Ahora que vamos deprisa

prisas

(20/12/2018) No sé a ustedes, pero a mí me da la sensación de que la prisa aumenta a medida que se acerca la Navidad.

“Prisa, tu nombre es Navidad”, podríamos decir parafraseando a Shakespeare  que, por boca de Hamlet, dijo aquello de “Fragilidad, tu nombre es mujer”.

 Fíjense, si no lo han hecho ya, en cualquier tramo de la calle que transitan a diario y comprueben cómo la velocidad pedestre de sus vecinos ha aumentado, y se cercioren, a medida que pasen los días, que dicha carrera se incrementa al acercarse las fiestas, adquiriendo su punto más elevado las mañanas de Nochebuena y Año Viejo y la víspera de Reyes.

 Es como si nuestro reloj biológico acelerara su ritmo ante lo que se avecina: la llegada de una felicidad que todos nos desean y que no sabemos muy bien en qué consiste, un final de año que vemos como meta que hay que cruzar cuanto antes, unas ansias inexplicables de terminar rápidamente con lo viejo (Año Viejo) y comenzar lo nuevo (Año Nuevo). No sé.

 Pero no es solo la velocidad de los viandantes lo que se incrementa durante estos días. En  proporción directa aumentan también los objetos que acompañan a cada cual en el trayecto.

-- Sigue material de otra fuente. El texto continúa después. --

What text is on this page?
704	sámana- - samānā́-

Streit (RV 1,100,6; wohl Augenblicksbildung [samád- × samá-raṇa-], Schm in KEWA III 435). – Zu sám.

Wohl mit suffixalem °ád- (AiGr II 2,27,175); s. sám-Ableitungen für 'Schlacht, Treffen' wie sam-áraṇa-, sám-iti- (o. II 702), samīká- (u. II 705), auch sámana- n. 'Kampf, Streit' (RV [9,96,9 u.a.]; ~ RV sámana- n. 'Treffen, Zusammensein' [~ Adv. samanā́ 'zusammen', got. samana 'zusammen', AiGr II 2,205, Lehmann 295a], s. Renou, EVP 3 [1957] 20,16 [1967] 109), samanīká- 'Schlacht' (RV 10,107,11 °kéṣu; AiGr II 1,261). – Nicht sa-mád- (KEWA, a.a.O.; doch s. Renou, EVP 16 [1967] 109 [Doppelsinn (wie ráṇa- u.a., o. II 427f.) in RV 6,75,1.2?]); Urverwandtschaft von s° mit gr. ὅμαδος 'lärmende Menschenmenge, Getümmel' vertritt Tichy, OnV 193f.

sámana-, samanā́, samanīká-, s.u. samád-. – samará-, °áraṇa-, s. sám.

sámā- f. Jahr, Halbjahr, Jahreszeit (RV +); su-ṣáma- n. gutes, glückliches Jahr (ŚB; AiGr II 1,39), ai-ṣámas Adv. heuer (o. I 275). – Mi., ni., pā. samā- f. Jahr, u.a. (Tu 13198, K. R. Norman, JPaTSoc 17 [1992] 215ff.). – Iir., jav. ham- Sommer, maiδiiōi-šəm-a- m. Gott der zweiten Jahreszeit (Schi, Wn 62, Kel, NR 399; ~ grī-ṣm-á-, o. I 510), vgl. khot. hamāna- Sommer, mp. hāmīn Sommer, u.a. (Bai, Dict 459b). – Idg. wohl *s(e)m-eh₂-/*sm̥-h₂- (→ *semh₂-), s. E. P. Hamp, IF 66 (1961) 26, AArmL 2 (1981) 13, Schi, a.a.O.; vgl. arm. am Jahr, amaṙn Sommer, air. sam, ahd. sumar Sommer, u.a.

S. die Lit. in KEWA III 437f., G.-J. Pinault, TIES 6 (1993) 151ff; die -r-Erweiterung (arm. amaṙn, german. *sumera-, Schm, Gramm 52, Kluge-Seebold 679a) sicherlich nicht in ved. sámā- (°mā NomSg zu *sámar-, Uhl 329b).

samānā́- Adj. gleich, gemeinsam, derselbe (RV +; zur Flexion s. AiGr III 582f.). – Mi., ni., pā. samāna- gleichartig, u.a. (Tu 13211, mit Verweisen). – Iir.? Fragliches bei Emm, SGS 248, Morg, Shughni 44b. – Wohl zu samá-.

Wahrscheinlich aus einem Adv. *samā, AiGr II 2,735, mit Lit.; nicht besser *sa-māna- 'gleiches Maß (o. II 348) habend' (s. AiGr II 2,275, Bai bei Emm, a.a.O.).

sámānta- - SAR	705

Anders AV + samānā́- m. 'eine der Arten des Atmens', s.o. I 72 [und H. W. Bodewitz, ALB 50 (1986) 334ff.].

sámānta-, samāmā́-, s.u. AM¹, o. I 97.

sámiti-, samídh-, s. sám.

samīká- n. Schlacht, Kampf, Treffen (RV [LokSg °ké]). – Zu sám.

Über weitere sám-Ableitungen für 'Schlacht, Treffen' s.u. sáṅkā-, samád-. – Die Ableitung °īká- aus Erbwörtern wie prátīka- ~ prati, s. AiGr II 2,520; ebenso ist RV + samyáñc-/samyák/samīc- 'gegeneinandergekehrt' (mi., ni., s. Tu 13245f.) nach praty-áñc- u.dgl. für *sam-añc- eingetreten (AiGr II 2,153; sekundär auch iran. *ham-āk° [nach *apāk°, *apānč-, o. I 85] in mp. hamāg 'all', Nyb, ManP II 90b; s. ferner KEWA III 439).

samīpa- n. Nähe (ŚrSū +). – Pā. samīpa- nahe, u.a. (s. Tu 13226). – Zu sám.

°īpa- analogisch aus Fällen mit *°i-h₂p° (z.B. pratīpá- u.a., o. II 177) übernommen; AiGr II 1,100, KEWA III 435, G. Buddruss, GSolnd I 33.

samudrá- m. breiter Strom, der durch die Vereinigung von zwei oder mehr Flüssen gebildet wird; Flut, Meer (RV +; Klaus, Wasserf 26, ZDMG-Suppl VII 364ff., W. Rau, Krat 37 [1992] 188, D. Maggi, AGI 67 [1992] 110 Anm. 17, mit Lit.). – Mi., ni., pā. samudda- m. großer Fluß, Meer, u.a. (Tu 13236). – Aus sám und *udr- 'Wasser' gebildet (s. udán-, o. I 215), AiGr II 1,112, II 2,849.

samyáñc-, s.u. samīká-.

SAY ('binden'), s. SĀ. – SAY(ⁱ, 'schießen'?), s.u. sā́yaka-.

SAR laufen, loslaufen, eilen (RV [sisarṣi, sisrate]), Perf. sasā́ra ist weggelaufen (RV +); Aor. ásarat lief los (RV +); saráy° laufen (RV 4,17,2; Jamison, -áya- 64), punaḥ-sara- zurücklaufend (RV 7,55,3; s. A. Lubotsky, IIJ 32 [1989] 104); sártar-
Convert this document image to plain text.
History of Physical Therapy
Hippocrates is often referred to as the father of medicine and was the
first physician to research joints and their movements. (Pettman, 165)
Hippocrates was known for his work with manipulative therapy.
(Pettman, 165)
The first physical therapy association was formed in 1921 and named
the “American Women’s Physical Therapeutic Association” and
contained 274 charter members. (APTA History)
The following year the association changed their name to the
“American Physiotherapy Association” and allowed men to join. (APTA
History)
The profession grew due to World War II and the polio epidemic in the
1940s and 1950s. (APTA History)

 Como si de una carrera de obstáculos se tratara, vean como sus vecinos, cual burros de carga, llevan pesos añadidos en sus extremidades superiores que dificultan su caminar y hacen más heroica su marcha.

 Con una mano sujetando varias bolsas, con bolsos colgados en bandolera del brazo contrario, con la mochila en la espalda y el imprescindible móvil en la mano que les queda libre, se abren paso a toda prisa por la Avenida y asaltan semáforos mientras arrastran el carrito de la compra y canturrean un villancico: “ande, ande, ande, la marimorena…”.

 Si en esta carrera hacia ninguna parte, si en este maratón urbano de todas las navidades, se encuentran con ese amigo al que no ven desde hace meses, procuren no entretenerle. Les dirá que está liadísimo, que lleva todo el día de acá para allá como pollo sin cabeza, que le es imposible detenerse y que “a ver si nos vemos cualquier día”… Y hasta luego, Lucas.

 Puede, incluso, que se cruce con algún conocido que, sin tiempo para detenerse, le diga mientras se aleja que va a clase de yoga porque “me encuentro muy estresado estos días”. Así somos.

 Lo grotesco de todo esto es que creemos que la prisa nos hace más importantes. Compartimos la creencia de que la prisa nos muestra como más productivos, más ocupados y que esta ocupación nos reviste del prestigio de un gran profesional. Craso error.

“Tanta prisa tenemos por hacer, escribir y dejar oír nuestra voz en el silencio de la eternidad, que olvidamos lo único realmente importante: vivir” dijo el novelista escocés, R.L. Stevenson, hace más de cien años. Y nuestro Gregorio Marañón hizo lo propio cuando vaticinó que “en este siglo acabaremos con las enfermedades, pero nos matarán las prisas”.

 En fin, que aquello de “Y ahora que vamos despacio, vamos a contar mentiras” hoy sería un imposible. Nos falta tiempo para todo y creemos equivocadamente que la prisa es la solución.

 Compruebe cómo muchos vecinos le desean felices fiestas, pero sin detenerse, sin tiempo para alargar esas dos palabras e interesarse por su vida. Todo les corre prisa.

 Es lo que ya se conoce como “la enfermedad de la prisa” que llegó hace décadas para quedarse y ya forma parte de nuestro estilo de vida.

 Y si eso ocurre todo el año, en Navidad la aceleración se multiplica.

 Hagan la prueba, caminen a un ritmo lento, pausado, a baja revolución, y comprueben cómo estarán a punto de ser arrollados por los acelerados, cómo hacen maniobras futbolísticas para adelantarles y cómo les mirarán de reojo como si ustedes fueran impostores de sus quehaceres mientras se acuerdan de sus muertos.

 La calma, la quietud, la serenidad, la meditación, la reflexión, la maduración, el sosiego, son términos extraterrestres que llegaron cuando Maricastaña para no quedarse.

 Todos amarrados al duro banco de la galera turquesa que es la prisa. Todos convertidos en consumidores compulsivos impulsados por el venenoso diésel de la falta de tiempo.

 Dicen que Steve Jobs, uno de los padres de la era digital, que tanto sabía de prisas, afirmó en su lecho de muerte: “Soy un fracasado. He jodido lo importante, el amor, la familia, los amigos”.

 Quizás ha llegado el momento de cocinar nuestra vida a fuego lento. ¿Quién se atreve?